Furthermore, from the perspective of the treatment of arrythmias, it is likely that transplantation of ES cells would be targeted primarily at repopulating the sino-nodal area for treatment of atrial conduction disturbances, rather than the His bundle (the structure that conducts the electrical impulse between the atria and the ventricles), whose degeneration represents the primary indication for pacemaker implantation. For these reasons, the data presented in this paper should rather be viewed as an additional piece of evidence that human ES cells might be able to relieve heart failure by electrically coupling with the residual host cardiomyocytes and establishing a functional syncytium with them.
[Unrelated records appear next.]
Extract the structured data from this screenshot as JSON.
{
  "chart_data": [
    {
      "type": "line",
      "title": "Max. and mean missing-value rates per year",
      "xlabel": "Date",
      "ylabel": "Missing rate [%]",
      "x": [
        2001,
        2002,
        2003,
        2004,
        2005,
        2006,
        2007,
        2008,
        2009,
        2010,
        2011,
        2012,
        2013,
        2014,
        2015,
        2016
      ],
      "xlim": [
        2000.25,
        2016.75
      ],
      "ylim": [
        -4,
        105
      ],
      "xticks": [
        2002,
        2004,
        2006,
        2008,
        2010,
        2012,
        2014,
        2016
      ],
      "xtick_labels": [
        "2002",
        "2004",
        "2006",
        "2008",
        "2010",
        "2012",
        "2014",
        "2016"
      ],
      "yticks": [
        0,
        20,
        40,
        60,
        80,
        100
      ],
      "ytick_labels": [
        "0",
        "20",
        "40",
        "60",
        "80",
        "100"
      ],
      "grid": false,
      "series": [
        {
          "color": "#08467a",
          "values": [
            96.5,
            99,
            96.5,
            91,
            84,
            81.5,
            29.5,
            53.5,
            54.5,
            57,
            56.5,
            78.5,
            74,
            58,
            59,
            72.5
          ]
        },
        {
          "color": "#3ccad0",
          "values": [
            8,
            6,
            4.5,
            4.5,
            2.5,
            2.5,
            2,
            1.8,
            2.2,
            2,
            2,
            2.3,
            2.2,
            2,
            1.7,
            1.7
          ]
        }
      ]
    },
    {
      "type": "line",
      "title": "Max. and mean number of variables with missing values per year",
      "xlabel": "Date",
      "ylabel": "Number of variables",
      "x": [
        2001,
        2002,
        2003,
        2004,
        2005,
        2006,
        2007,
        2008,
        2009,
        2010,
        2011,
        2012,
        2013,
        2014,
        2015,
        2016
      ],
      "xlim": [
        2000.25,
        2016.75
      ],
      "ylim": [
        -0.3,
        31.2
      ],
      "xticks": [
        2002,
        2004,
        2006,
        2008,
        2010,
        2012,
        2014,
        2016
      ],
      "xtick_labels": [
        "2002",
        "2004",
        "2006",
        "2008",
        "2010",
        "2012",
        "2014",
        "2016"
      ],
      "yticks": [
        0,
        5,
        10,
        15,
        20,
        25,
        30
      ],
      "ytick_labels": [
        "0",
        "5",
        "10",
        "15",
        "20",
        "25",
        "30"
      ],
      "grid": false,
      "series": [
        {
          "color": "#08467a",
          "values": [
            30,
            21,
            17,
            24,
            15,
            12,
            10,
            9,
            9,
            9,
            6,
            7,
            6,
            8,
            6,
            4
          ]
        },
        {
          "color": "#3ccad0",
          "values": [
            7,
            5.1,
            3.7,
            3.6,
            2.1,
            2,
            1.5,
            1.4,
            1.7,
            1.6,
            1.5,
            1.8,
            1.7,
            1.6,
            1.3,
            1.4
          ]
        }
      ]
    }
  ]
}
Notwithstanding the political and religious issues that unfortunately tend to cloud the debate, many technical obstacles remain to be surmounted before ES cells can be considered for safe clinical use, particularly the optimization of the cardiac precommitment and cell propagation procedures, the selection of those cells already engaged in the cardiomyogenic pathway to avoid in vivo uncontrolled proliferation and subsequent teratoma, the means of driving the transplanted ES cells towards complete maturation (instead of the embryonic-like phenotype used by Kehat et al.) to take full advantage of their contractile properties, the control of possible immune reactions and the long-term fate of ES cells engrafted in an infarcted tissue. Nevertheless, the apparent failure of adult stem cells to convert into cardiomyocytes, at least to a functionally relevant extent, strongly suggests that the ambitious goal of cardiac regeneration may ultimately be achieved only with ES cells. In this regard, the paper by Kehat et al. should be viewed as an important contribution.
A Persian proverb states: "Where there is a will, there is a path". We have the will. Let's find the path.